Hib Erreger (Haemophilus influenzae Typ b)

Die Auslöser von Hib-Erkrankungen sind Bakterien mit dem Namen „Haemophilus influenzae", welche in sechs verschiedenen Kapseltypen (Serotyp a-f) vorkommen. Daneben gibt es auch Stämme ohne Kapsel.1
Für die meisten schweren (invasiven) Erkrankungen beim Menschen sind Haemophilus influenzae-Bakterien des Kapseltyps b verantwortlich.2 Man spricht deshalb vereinfacht von Hib-Erkrankungen. Andere Serotypen und unbekapselte Erreger verursachen meist nur leichtere Atemwegsinfektionen.
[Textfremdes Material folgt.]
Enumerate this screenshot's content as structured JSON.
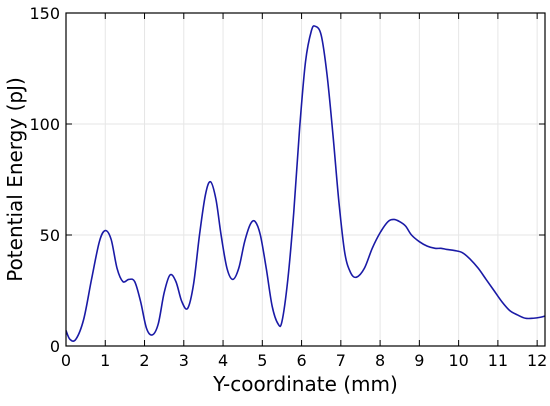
{
  "chart_data": {
    "type": "line",
    "title": "",
    "xlabel": "Y-coordinate (mm)",
    "ylabel": "Potential Energy (pJ)",
    "xlim": [
      0,
      12.2
    ],
    "ylim": [
      0,
      150
    ],
    "grid": true,
    "legend": "none",
    "x_ticks": [
      0,
      1,
      2,
      3,
      4,
      5,
      6,
      7,
      8,
      9,
      10,
      11,
      12
    ],
    "y_ticks": [
      0,
      50,
      100,
      150
    ],
    "series": [
      {
        "color": "#1a1aa6",
        "points": [
          [
            0.0,
            7
          ],
          [
            0.1,
            3
          ],
          [
            0.25,
            3
          ],
          [
            0.45,
            12
          ],
          [
            0.65,
            30
          ],
          [
            0.85,
            47
          ],
          [
            1.0,
            52
          ],
          [
            1.15,
            48
          ],
          [
            1.3,
            35
          ],
          [
            1.45,
            29
          ],
          [
            1.6,
            30
          ],
          [
            1.75,
            29
          ],
          [
            1.9,
            20
          ],
          [
            2.05,
            8
          ],
          [
            2.2,
            5
          ],
          [
            2.35,
            10
          ],
          [
            2.5,
            24
          ],
          [
            2.65,
            32
          ],
          [
            2.8,
            29
          ],
          [
            2.95,
            20
          ],
          [
            3.1,
            17
          ],
          [
            3.25,
            28
          ],
          [
            3.4,
            50
          ],
          [
            3.55,
            68
          ],
          [
            3.68,
            74
          ],
          [
            3.82,
            66
          ],
          [
            3.95,
            50
          ],
          [
            4.1,
            35
          ],
          [
            4.25,
            30
          ],
          [
            4.4,
            35
          ],
          [
            4.55,
            47
          ],
          [
            4.7,
            55
          ],
          [
            4.82,
            56
          ],
          [
            4.95,
            50
          ],
          [
            5.1,
            35
          ],
          [
            5.25,
            18
          ],
          [
            5.4,
            10
          ],
          [
            5.5,
            11
          ],
          [
            5.65,
            30
          ],
          [
            5.8,
            60
          ],
          [
            5.95,
            98
          ],
          [
            6.1,
            128
          ],
          [
            6.25,
            142
          ],
          [
            6.35,
            144
          ],
          [
            6.5,
            140
          ],
          [
            6.65,
            122
          ],
          [
            6.8,
            95
          ],
          [
            6.95,
            65
          ],
          [
            7.1,
            42
          ],
          [
            7.25,
            33
          ],
          [
            7.4,
            31
          ],
          [
            7.6,
            35
          ],
          [
            7.8,
            44
          ],
          [
            8.0,
            51
          ],
          [
            8.2,
            56
          ],
          [
            8.35,
            57
          ],
          [
            8.5,
            56
          ],
          [
            8.65,
            54
          ],
          [
            8.8,
            50
          ],
          [
            9.0,
            47
          ],
          [
            9.2,
            45
          ],
          [
            9.4,
            44
          ],
          [
            9.55,
            44
          ],
          [
            9.7,
            43.5
          ],
          [
            9.9,
            43
          ],
          [
            10.1,
            42
          ],
          [
            10.3,
            39
          ],
          [
            10.5,
            35
          ],
          [
            10.7,
            30
          ],
          [
            10.9,
            25
          ],
          [
            11.1,
            20
          ],
          [
            11.3,
            16
          ],
          [
            11.5,
            14
          ],
          [
            11.7,
            12.5
          ],
          [
            11.9,
            12.5
          ],
          [
            12.1,
            13
          ],
          [
            12.2,
            13.5
          ]
        ]
      }
    ]
  }
}
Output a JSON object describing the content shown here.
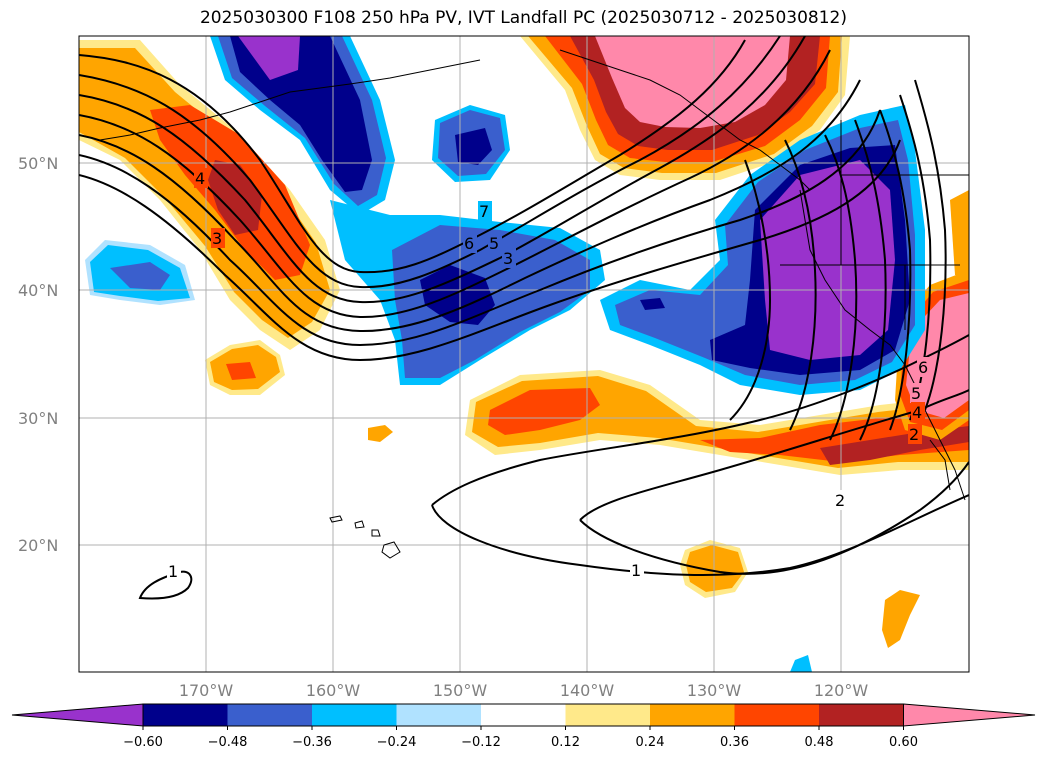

Haemophilus influenzae-Bakterien kommen weltweit vor. In Ländern ohne Impfprogramme kann man noch heute beobachten, dass die meisten schweren Erkrankungsfälle von Erregern des Serotyps b ausgelöst werden (Hib).1
Seit Einführung der Hib-Impfung Anfang der 1990er Jahre, sind Hib-Fälle in Deutschland stark zurückgegangen. Für Eltern von Babys und Kleinkindern gehört Hib deshalb mittlerweile zu den eher unbekannten Erkrankungen. Im Jahr 2008 wurden noch 152 Fälle an das Robert Koch-Institut gemeldet.1

Meist treten Hib-Erkrankungen bei Säuglingen und kleinen Kindern zwischen drei Monaten und fünf Jahren auf. Die Altersverteilung der schweren Hib-Infektionen hat sich jedoch gewandelt: In den Jahren 2001 bis 2008 wurden dem RKI insgesamt 713 Fälle übermittelt, von denen 32 % bei Patienten über 70 Jahren beobachtet wurden. 10 % der Fälle traten im ersten Lebensjahr auf.1

Hib-Bakterien siedeln im Nasen-Rachenraum des Menschen und können unterschiedliche Krankheitsbilder hervorrufen. Zu den schwersten gehören die Hirnhautentzündung, die Lungenentzündung, eine Entzündung des Kehldeckels und/oder eine Blutvergiftung. Hib-Erkrankungen können äußerst rasch fortschreiten. Die Sterblichkeit beträgt bei unbehandelten Patienten bis zu 80 %. Selbst bei einer frühzeitigen Therapie sterben noch fünf bis 10 % der Erkrankten.3


Die Entzündung des Kehldeckels stellt einen besonderen Notfall dar, da sich diese Erkrankung extrem schnell entwickelt und zu akuter Atemnot bis hin zum Tod führen kann. Die Sterblichkeit bei einer nicht umgehend behandelten Kehldeckelentzündung ist daher mit bis zu 25 % sehr hoch.3


Eine Hirnhautentzündung zeigt sich durch hohes Fieber, Berührungsempfindlichkeit, Erbrechen, Krämpfe und schrilles Schreien.2 Bei ungünstigem Verlauf führt sie zu Folgeschäden wie Sprachstörungen, Hörschäden und geistiger Behinderung.3Hib-Erreger können noch weitere Erkrankungen wie Entzündungen der Nasennebenhöhlen, der Ohren oder Gelenke auslösen.3

Zwar kann die Erkrankung durch die Gabe von Antibiotika behandelt werden. Trotzdem kann es gerade bei Kindern unter einem Jahr zu lebensgefährlichen Komplikationen kommen.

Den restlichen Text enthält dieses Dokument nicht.